Purser M, Mladsi DM, Kaye JA. Cost-effectiveness of sonidegib versus vismodegib for the treatment of patients with locally advanced basal cell carcinoma not amenable to surgery or radiotherapy. Poster presented at the 2016 ISPOR 19th Annual European Congress; November 2, 2016. Vienna, Austria. [abstract] Value Health. 2016 Nov; 19(7):A731.


OBJECTIVES: Sonidegib was approved recently in the US and EU to treat locally advanced basal cell carcinomas (laBCCs) ineligible for curative surgery or radiotherapy. Vismodegib is the other approved targeted oral therapy for advanced BCC. Both treatments were approved on the basis of single arm trial data (sonidegib: BOLT [Migden et al., 2015]; vismodegib: ERIVANCE [Sekulic et al., 2012]). Their comparative effectiveness was demonstrated via a matching-adjusted indirect comparison (MAIC) (Odom et al., 2016), conducted to adjust for trial differences in baseline patient characteristics. The MAIC confirmed the findings from a naïve indirect comparison, showing longer progression free survival (PFS) and a greater objective response rate for sonidegib versus vismodegib. Our objective was to examine the cost-effectiveness, from a United Kingdom (UK) payer perspective, of sonidegib versus vismodegib for adults with laBCC not amenable to surgery or radiotherapy.

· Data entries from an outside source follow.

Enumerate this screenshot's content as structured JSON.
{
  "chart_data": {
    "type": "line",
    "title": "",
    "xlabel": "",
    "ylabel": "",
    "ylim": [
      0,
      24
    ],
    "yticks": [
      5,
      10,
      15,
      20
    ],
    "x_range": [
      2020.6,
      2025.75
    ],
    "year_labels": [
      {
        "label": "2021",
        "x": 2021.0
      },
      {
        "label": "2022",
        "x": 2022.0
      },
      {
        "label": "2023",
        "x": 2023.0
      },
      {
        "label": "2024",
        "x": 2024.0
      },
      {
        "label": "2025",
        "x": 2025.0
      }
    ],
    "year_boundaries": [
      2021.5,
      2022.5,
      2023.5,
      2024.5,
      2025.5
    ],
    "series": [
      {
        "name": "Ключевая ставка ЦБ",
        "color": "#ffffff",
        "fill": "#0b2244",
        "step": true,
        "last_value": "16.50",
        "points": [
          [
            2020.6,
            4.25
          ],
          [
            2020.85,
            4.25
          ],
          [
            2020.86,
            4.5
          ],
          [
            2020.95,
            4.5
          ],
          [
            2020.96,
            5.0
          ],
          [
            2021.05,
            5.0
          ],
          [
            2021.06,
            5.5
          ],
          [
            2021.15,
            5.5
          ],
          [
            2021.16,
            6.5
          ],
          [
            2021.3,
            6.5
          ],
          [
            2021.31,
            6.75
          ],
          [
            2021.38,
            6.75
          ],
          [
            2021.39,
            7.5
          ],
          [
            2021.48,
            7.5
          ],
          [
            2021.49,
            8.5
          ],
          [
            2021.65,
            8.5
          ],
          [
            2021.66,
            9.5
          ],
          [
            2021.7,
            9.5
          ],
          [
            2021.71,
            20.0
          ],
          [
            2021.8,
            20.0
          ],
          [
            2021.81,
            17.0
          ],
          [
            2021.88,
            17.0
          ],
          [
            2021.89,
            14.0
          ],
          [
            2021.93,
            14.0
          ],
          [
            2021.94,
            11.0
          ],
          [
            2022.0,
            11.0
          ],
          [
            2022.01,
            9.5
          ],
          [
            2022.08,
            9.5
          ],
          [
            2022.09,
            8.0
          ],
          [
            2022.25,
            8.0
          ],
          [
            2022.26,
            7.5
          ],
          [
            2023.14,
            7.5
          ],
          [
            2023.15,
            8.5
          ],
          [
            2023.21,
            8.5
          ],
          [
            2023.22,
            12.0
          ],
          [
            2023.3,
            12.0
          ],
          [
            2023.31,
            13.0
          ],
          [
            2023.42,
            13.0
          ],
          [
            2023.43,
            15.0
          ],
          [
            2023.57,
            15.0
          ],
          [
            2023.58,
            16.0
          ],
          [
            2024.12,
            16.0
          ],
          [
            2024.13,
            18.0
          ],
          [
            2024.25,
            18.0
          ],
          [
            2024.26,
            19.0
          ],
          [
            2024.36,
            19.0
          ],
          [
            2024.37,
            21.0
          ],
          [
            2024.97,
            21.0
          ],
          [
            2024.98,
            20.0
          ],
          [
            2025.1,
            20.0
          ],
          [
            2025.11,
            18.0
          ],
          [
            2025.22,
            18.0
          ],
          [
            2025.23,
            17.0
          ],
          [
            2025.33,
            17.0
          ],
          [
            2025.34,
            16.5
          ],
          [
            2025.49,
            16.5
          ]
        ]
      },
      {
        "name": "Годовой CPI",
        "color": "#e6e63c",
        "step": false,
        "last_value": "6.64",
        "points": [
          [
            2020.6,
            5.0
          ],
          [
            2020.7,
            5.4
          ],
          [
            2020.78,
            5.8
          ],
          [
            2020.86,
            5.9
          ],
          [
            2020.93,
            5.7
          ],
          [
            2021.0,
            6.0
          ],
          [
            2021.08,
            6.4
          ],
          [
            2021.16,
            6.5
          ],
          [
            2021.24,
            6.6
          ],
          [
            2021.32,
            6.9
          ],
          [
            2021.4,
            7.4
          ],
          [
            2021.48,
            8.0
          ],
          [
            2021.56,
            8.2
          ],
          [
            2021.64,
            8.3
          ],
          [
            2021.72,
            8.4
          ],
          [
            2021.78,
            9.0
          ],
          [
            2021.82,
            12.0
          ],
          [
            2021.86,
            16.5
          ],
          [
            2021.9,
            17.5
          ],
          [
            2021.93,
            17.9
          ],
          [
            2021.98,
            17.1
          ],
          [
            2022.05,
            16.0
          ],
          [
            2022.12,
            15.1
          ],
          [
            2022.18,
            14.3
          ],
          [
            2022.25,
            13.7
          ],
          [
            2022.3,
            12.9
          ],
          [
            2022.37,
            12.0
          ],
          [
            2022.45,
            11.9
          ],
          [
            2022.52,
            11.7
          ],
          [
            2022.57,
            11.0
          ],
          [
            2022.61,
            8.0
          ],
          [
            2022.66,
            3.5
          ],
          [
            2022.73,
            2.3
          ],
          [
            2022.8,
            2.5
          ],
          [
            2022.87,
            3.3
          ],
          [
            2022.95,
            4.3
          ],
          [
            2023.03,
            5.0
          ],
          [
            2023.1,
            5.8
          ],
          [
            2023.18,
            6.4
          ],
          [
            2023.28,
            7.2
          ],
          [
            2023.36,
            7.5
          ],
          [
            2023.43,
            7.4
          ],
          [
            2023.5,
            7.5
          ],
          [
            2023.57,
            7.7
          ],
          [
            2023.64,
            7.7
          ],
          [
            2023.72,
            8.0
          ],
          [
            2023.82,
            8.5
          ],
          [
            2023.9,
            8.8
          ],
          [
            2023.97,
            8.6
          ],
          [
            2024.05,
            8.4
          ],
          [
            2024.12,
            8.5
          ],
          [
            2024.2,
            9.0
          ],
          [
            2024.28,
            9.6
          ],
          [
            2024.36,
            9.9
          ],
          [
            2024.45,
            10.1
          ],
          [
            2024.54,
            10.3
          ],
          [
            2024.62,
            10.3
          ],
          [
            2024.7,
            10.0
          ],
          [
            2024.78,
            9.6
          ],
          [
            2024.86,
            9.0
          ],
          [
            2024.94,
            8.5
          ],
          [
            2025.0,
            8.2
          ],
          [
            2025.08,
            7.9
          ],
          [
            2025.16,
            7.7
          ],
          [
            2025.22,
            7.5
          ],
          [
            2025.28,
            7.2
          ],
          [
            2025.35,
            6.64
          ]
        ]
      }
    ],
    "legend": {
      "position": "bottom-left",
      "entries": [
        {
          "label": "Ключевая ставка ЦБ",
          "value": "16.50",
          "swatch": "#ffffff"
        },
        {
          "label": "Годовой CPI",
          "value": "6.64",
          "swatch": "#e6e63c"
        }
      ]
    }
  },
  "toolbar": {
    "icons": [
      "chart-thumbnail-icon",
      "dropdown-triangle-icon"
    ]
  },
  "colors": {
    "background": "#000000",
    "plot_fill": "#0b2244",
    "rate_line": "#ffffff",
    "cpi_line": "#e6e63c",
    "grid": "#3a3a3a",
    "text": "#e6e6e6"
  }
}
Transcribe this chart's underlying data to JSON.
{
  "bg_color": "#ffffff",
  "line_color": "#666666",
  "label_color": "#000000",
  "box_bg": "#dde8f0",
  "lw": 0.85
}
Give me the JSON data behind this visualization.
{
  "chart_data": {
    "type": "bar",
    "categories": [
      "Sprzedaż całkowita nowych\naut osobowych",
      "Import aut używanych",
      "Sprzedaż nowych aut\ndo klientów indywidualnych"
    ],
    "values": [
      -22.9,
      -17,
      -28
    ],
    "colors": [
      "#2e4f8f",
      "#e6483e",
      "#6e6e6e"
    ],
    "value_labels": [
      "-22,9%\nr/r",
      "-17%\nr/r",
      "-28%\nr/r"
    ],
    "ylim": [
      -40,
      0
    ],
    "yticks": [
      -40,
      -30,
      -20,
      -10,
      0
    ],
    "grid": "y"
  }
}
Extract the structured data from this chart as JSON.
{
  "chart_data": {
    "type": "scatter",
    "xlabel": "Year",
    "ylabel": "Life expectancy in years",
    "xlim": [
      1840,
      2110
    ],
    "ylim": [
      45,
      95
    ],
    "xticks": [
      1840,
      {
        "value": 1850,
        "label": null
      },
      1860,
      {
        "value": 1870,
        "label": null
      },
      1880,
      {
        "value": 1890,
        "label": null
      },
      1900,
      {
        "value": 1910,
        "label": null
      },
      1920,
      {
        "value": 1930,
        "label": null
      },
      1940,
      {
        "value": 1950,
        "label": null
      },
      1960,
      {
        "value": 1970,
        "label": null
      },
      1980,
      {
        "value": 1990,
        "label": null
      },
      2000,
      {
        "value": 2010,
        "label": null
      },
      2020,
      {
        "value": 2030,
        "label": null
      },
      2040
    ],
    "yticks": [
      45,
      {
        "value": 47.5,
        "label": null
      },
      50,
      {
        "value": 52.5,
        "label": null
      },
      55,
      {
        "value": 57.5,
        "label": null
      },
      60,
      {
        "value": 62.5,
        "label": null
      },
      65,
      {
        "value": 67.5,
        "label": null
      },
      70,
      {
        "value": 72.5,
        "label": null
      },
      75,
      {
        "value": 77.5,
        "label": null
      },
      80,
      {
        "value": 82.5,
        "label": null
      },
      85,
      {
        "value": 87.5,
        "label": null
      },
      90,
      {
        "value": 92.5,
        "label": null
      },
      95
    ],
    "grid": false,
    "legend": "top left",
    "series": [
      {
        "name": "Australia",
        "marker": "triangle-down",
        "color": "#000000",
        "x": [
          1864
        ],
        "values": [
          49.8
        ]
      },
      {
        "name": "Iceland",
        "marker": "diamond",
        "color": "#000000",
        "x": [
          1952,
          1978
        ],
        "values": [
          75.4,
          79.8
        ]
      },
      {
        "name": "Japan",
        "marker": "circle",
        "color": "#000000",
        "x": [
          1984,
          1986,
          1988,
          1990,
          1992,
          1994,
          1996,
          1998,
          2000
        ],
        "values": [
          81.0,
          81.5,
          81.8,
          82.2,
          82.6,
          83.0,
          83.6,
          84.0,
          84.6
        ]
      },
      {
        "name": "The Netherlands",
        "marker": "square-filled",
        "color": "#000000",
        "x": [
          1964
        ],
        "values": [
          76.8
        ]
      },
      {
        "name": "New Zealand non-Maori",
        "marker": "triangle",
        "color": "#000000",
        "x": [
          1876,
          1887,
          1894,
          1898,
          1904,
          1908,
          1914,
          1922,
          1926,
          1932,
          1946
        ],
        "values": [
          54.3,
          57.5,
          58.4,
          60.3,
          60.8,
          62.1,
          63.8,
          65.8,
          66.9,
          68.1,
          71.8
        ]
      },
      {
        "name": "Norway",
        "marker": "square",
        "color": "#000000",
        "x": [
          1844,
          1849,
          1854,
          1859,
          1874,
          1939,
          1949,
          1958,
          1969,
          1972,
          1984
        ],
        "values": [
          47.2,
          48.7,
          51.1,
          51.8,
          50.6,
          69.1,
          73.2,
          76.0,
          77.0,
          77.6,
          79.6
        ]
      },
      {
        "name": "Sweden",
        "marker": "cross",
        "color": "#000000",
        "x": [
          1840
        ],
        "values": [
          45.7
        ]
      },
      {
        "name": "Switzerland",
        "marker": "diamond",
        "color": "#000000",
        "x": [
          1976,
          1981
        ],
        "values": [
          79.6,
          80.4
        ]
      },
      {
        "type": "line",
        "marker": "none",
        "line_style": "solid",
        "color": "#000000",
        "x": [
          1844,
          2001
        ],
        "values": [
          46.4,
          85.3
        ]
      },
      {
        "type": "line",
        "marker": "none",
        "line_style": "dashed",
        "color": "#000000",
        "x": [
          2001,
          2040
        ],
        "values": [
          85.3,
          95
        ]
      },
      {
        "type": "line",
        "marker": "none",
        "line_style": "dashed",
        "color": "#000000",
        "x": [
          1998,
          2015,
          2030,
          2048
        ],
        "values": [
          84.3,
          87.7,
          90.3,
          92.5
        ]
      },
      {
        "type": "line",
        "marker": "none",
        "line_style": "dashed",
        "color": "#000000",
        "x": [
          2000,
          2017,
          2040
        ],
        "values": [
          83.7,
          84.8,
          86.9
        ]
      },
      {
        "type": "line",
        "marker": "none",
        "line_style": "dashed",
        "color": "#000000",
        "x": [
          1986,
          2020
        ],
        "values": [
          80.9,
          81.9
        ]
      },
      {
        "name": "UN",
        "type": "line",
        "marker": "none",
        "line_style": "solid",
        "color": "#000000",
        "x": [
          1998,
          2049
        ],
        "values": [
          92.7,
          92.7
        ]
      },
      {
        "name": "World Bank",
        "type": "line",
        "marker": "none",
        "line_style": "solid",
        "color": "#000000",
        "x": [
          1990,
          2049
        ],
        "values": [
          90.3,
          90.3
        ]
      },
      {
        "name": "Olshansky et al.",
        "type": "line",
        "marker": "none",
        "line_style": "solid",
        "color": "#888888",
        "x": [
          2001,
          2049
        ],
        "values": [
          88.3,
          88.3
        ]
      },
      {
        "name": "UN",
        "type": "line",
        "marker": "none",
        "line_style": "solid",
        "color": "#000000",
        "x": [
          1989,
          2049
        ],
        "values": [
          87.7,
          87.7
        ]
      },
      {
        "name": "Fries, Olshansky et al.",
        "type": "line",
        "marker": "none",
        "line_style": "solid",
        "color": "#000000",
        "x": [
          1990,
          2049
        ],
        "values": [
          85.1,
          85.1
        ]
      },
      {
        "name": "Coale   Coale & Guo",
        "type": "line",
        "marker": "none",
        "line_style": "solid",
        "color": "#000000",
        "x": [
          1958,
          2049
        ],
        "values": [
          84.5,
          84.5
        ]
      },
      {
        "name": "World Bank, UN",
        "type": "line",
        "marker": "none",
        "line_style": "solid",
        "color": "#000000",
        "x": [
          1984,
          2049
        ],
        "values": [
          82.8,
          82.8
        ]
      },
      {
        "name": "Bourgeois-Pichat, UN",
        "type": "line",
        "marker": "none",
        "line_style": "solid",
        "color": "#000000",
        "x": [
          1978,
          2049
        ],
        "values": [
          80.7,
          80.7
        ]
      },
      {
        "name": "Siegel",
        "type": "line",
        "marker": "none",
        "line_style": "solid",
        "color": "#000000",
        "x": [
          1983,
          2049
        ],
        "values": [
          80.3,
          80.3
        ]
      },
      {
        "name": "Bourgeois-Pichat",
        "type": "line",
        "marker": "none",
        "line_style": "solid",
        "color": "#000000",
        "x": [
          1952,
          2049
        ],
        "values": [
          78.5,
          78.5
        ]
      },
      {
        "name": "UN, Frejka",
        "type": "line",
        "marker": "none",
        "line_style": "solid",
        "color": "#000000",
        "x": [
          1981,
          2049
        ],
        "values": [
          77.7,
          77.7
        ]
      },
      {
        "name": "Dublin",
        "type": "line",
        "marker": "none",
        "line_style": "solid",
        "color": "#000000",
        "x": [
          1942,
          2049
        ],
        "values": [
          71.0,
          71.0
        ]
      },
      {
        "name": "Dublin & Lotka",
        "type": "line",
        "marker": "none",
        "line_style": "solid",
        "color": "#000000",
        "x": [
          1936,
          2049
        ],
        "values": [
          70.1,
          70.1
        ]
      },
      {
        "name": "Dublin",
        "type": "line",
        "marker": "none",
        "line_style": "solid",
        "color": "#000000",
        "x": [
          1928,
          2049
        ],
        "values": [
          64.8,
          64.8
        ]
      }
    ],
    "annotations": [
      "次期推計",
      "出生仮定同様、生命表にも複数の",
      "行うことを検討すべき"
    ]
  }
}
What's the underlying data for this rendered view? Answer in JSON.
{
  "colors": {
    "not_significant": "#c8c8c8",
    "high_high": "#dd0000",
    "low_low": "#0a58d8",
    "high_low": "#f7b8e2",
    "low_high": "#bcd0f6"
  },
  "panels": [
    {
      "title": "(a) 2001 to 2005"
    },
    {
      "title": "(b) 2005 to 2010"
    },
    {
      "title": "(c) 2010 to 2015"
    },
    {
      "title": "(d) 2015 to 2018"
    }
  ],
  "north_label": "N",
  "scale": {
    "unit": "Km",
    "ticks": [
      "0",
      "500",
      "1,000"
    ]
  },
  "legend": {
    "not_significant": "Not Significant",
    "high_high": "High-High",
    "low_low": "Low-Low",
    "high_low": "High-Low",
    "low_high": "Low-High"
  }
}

METHODS: A partitioned-survival model (PFS, progressive disease, death) was developed, with PFS further partitioned by time spent with response versus stable disease. Estimates of OS were from the UK general population (mean age 63 years). Utility weights were from the literature (Shingler et al., 2013). Costs included drugs (assuming price parity per pill for sonidegib and vismodegib), adverse event monitoring and treatment, physician visits, and wound care. A 10 year horizon was employed. The model estimated expected costs, life-years (LYs), quality-adjusted life-years (QALYs), and incremental cost-effectiveness ratios (ICERs). A discount rate of 3.5% was applied to costs and QALYs.

RESULTS: Expected total costs (discounted) for sonidegib and vismodegib were £146,362 and £167,423, respectively. Expected LYs (undiscounted) were 9.43 for both comparators. Expected QALYs (discounted) for sonidegib and vismodegib were 5.10 and 4.98, respectively.

CONCLUSIONS: In comparison to vismodegib, sonidegib is expected to improve QALYs and reduce costs (i.e., is dominant). Sensitivity analyses demonstrated that the results were robust to parameter uncertainty and variability.